Build a High-Performance File System

Amazon FSx for Lustre provides a high-performance file system optimized for fast processing of workloads such as machine learning, high performance computing (HPC), video processing, financial modeling, and electronic design automation (EDA). These workloads commonly require data to be presented via a fast and scalable file system interface, and typically have datasets stored on long-term data stores like Amazon S3.

Amazon FSx for Lustre allows you to build a Lustre file system based with an Amazon S3 backend. Files can be transferred between the Lustre partition and Amazon S3 using Lustre Hierarchical Storage Management (HSM). The size of your file system determines how much throughput is provided by Amazon FSx for Lustre. For more details, see the Amazon FSx for Lustre Performance.

One key advantage of Amazon FSx for Lustre is that you can create a Lustre partition based on the required size or throughput you need. If linked to an Amazon S3 bucket, the size of the Lustre partition can be lesser than the total size of the Amazon S3 bucket. Amazon FSx for Lustre copies the metadata from the objects stored in the bucket, but the actual content or bytes of the files are not retrieved until needed. For more details, see Using Data Repositories with Amazon FSx for Lustre.

This workshop requires an AWS Cloud9 IDE. If you do not have an AWS Cloud9 IDE set up, complete sections a. Sign in to the Console through d. Work with the AWS CLI in the Getting Started in the Cloud workshop. This workshop also requires familiarity with AWS ParallelCluster.

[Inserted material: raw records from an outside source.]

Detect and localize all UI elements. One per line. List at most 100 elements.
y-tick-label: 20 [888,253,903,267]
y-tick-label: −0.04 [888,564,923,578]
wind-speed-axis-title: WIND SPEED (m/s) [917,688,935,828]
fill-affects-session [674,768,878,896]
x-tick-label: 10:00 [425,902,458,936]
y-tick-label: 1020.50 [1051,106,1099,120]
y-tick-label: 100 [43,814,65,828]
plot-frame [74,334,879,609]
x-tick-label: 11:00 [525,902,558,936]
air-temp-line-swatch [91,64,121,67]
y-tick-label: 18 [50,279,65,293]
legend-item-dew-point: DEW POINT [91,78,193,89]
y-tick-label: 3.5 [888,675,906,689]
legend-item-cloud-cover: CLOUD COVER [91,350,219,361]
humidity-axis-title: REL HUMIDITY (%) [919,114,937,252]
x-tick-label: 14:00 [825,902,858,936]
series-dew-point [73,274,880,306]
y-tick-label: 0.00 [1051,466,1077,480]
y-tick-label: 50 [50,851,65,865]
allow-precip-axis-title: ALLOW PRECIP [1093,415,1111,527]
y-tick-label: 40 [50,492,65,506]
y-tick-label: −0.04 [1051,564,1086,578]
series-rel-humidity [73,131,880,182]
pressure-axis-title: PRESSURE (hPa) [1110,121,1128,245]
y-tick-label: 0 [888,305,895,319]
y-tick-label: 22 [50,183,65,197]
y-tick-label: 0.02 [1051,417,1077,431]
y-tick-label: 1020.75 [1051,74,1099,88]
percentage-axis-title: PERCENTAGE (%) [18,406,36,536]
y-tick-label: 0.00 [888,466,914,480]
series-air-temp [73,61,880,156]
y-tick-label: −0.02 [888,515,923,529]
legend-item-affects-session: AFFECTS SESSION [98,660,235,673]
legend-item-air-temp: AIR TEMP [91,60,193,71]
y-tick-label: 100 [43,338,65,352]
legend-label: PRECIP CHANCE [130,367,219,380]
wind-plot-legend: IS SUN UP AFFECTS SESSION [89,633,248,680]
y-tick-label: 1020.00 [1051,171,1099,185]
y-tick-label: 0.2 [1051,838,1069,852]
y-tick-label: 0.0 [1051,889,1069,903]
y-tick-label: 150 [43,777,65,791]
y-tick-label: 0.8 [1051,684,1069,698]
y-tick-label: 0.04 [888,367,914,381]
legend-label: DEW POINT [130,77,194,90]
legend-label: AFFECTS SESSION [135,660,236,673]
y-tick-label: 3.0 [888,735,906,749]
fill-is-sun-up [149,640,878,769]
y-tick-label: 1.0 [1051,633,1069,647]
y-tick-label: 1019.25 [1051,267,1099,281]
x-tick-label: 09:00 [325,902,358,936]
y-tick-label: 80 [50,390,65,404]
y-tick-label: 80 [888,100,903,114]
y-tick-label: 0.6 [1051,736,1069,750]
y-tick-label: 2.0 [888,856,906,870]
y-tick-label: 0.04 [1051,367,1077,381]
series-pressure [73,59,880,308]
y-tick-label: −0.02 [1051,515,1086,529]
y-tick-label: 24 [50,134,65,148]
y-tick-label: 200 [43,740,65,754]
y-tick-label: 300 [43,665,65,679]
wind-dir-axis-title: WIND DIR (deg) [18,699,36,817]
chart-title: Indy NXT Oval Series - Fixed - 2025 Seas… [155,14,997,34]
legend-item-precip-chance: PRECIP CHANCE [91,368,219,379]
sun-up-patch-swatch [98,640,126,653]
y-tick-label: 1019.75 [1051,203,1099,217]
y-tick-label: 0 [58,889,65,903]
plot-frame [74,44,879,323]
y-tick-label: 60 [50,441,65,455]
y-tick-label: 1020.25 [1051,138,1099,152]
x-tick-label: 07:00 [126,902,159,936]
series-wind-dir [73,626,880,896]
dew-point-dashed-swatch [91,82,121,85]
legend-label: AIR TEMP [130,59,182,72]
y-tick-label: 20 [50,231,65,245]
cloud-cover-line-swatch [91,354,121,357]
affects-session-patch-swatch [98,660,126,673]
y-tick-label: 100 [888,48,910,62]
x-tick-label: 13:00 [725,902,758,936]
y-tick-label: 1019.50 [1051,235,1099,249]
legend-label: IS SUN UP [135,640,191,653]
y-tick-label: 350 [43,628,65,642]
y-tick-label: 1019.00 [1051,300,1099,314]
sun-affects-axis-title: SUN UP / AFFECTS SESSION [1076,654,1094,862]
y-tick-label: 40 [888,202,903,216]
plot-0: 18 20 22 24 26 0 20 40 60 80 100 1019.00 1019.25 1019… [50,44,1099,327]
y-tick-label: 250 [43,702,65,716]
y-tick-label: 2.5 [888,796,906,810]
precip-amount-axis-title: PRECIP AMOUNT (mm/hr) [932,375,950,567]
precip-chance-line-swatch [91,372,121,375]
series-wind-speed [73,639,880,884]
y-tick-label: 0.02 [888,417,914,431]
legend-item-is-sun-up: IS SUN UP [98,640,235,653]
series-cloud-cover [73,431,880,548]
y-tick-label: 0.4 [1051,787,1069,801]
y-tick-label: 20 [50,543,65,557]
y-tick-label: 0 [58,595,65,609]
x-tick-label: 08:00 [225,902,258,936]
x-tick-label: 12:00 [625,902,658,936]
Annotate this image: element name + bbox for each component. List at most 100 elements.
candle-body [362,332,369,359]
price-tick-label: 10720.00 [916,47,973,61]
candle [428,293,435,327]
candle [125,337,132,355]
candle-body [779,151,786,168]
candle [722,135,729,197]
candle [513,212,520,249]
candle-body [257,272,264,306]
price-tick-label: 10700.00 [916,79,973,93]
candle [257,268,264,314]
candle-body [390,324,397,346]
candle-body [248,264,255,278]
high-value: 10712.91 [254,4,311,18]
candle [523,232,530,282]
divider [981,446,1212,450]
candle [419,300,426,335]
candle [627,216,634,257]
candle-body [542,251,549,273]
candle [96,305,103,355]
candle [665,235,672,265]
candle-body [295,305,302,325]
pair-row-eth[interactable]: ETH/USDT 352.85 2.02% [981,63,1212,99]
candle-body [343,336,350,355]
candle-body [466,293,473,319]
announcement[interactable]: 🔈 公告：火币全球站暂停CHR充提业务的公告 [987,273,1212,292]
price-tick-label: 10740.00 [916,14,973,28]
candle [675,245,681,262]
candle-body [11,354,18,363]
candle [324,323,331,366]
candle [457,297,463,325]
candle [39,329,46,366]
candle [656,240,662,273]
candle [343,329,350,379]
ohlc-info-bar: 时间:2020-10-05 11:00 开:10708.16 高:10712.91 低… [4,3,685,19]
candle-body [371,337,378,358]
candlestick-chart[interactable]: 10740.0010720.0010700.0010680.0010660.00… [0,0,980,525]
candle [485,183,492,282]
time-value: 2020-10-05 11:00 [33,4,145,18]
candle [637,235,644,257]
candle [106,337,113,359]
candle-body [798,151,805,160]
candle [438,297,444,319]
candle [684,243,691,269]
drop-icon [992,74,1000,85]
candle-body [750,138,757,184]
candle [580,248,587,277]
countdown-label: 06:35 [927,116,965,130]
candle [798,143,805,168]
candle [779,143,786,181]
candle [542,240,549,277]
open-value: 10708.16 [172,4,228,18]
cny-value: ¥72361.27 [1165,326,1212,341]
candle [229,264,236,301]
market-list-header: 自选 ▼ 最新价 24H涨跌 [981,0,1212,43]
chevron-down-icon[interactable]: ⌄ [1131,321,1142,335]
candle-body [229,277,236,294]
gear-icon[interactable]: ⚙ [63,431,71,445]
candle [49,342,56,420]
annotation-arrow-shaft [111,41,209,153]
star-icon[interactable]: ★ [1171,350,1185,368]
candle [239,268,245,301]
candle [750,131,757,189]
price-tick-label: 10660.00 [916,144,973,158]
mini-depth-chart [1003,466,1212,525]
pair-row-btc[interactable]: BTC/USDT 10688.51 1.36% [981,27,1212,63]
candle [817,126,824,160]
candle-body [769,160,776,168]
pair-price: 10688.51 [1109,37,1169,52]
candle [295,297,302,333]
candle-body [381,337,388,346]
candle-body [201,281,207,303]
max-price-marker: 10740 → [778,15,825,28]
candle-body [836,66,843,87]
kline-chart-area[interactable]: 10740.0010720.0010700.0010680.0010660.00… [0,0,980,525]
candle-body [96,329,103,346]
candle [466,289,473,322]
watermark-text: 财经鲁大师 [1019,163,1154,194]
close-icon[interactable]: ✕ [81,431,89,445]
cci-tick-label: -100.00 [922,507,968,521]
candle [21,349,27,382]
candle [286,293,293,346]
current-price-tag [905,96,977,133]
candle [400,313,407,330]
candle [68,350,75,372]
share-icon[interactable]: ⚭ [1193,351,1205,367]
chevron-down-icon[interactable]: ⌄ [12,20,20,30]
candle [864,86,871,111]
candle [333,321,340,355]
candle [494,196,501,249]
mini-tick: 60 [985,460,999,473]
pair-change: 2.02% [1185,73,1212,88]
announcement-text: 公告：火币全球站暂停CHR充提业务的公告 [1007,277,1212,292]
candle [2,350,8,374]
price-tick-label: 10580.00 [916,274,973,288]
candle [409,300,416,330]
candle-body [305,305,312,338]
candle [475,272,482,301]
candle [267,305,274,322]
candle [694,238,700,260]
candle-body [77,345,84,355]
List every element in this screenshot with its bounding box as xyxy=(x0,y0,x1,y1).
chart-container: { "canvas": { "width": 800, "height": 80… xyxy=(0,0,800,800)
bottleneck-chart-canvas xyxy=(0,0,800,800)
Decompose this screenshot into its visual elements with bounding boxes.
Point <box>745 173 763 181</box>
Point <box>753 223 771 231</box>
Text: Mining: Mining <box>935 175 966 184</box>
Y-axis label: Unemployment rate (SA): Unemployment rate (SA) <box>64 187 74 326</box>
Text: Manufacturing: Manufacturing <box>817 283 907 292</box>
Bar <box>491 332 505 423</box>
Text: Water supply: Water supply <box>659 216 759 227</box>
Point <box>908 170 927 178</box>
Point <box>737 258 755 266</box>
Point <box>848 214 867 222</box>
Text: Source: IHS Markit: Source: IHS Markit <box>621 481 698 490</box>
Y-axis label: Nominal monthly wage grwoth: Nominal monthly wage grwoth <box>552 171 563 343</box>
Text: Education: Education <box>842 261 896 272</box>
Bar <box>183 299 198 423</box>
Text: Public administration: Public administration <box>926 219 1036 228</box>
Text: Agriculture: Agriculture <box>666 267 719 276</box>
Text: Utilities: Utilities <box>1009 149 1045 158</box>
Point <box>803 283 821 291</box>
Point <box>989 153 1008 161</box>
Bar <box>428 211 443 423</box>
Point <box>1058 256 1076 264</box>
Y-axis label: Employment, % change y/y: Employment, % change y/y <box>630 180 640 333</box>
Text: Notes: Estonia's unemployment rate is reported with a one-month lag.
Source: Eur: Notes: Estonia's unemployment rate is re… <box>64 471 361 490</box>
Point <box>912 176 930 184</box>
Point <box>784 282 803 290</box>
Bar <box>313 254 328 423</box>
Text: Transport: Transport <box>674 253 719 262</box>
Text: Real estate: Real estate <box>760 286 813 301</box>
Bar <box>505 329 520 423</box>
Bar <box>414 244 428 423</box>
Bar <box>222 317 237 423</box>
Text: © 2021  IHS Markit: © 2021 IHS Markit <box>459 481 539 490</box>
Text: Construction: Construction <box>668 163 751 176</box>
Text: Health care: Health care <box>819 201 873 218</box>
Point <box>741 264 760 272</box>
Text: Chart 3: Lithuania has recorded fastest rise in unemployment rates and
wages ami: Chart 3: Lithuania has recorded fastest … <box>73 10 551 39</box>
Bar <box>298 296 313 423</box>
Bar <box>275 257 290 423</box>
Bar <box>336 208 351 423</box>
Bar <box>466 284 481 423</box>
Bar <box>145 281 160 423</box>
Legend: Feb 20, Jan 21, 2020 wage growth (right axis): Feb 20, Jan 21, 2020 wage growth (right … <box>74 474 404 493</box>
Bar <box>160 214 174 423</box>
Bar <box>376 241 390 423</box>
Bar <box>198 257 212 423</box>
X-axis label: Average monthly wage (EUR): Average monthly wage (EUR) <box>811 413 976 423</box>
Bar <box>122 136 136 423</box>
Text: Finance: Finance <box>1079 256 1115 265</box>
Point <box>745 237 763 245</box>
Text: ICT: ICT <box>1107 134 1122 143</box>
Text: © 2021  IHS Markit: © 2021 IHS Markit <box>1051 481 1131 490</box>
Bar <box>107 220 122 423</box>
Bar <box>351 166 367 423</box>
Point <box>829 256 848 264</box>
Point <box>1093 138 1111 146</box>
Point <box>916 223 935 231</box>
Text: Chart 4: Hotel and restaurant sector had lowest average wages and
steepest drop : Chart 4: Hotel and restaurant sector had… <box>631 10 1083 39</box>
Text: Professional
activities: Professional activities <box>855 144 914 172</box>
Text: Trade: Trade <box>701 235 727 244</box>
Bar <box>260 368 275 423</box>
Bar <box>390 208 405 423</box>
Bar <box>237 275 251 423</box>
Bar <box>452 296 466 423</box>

If you are not familiar with AWS ParallelCluster, first complete the AWS ParallelCluster workshop.

In this workshop, you learn how to use Amazon FSx for Lustre with AWS ParallelCluster and complete the following steps:

  • Upload files from an AWS Cloud9 instance to an Amazon S3 bucket.
  • Create a new cluster with AWS ParallelCluster and Amazon FSx for Lustre.
  • Run an IO intensive application to test Lustre performances.
  • Push and get files using Lustre HSM.
  • Delete the cluster and the Lustre partition.